Prices shown represent the average one way price paid by our customers. The most common booking on the Livorno Olbia route is a car and 2 passengers.
The Italian city and port of Livorno lies in the Ligurian Sea on the western coast of Tuscany. Much of the original street layout and architecture has been retained in the New Venice area of the city. In this area visitors can see old bridges, narrow lanes, noblemen's houses and a network of canals that were used to connect its port to the city's warehouses. Also of interest are many fine examples of neo-classical buildings, museums, public parks and cultural institutions. Containing memorabilia, documents and operas by the composer Pietro Mascagni, who lived in the city, is the Museo Mascagnano and is well worth a visit. Organised by the Traditional Theatre of Livorno, some of Mascagni's operas are performed during the lyric music season.

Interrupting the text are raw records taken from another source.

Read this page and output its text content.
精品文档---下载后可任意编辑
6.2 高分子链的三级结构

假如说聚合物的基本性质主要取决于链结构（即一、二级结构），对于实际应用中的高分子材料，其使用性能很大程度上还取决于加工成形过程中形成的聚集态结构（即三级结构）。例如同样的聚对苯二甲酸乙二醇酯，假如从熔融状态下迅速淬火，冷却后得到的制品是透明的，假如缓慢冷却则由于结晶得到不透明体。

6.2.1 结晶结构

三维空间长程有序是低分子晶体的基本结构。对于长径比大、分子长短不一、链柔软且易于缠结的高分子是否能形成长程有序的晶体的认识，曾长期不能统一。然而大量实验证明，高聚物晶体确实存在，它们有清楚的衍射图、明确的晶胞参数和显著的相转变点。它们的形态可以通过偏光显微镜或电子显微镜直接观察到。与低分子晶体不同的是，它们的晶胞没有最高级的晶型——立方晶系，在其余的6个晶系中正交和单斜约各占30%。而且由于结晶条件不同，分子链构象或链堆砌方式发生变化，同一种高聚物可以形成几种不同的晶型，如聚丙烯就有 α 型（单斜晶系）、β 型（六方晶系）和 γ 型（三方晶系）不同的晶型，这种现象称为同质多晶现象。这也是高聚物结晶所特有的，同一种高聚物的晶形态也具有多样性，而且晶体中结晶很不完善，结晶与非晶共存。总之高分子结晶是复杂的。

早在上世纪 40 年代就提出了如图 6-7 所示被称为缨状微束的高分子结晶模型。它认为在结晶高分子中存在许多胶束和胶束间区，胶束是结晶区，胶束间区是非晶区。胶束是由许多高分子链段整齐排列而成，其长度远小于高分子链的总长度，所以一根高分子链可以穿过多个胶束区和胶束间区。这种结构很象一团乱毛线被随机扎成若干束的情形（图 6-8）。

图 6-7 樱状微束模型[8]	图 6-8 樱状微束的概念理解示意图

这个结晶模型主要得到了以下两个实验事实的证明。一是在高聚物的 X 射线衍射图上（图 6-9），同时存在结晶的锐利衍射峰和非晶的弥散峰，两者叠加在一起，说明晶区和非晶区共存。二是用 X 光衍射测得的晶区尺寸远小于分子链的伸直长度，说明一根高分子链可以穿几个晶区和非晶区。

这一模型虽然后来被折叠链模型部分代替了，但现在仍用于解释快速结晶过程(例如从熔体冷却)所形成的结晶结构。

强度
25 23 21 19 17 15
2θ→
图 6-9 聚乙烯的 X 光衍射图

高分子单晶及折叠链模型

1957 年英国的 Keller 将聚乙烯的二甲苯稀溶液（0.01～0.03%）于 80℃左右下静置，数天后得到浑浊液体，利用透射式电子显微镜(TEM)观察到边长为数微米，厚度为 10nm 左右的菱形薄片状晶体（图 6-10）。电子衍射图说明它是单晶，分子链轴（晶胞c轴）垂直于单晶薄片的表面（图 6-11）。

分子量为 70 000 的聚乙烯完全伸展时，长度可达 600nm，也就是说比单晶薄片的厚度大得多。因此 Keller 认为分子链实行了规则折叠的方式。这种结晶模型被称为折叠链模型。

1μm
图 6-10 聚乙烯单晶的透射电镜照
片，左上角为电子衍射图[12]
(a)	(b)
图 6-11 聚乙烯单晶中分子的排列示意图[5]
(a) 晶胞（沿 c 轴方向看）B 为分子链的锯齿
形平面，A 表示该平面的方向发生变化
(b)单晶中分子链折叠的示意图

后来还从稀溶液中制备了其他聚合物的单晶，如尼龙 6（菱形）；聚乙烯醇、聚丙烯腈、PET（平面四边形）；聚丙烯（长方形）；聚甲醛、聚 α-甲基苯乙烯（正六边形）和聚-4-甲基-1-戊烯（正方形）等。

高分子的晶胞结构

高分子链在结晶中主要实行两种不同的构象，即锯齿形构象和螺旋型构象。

The city's port is the third largest on Italy's west coast and provides many services and facilities including cargo handling and passenger services. The port's facilities include wheelchair ramps, toilets and shower facilities for passengers. There are also bars, restaurants, a conference centre, banks and a passenger information kiosk. From the port, there are ferry services to Bastia, Olbia, Golfo Aranci, Cagliari and Tunisia.
Olbia is an Italian city that is located in the north east of the island of Sardinia and its port received ferries from the Italian mainland and acts as a gateway to the Costa Smeralde and provides facilities and services for tourists. Olbia is not as appealing as Alghero or Cagliari but the old part of the city contains Roman Baths, an impressive granite church and a number of other historic buildings. Popular with tourists is the medieval Pisan Romanesque church which is hewn out of Galluren granite where, in the apse, there are two 13th century frescos with the one on the left depicting San Simplicio, the Patron Saint of Olbia. A popular festival in the city is the Festa di San Simplicio which is one of the city's biggest and is celebrated over three days in the middle of May.
Olbia's port is on an island linked to the town by a long causeway. Car ferries connect Olbia with mainland Italian destinations including Genoa and Civitavecchia, near Rome. Additional destinations are available from Golfo Aranci, a port to the north of Olbia.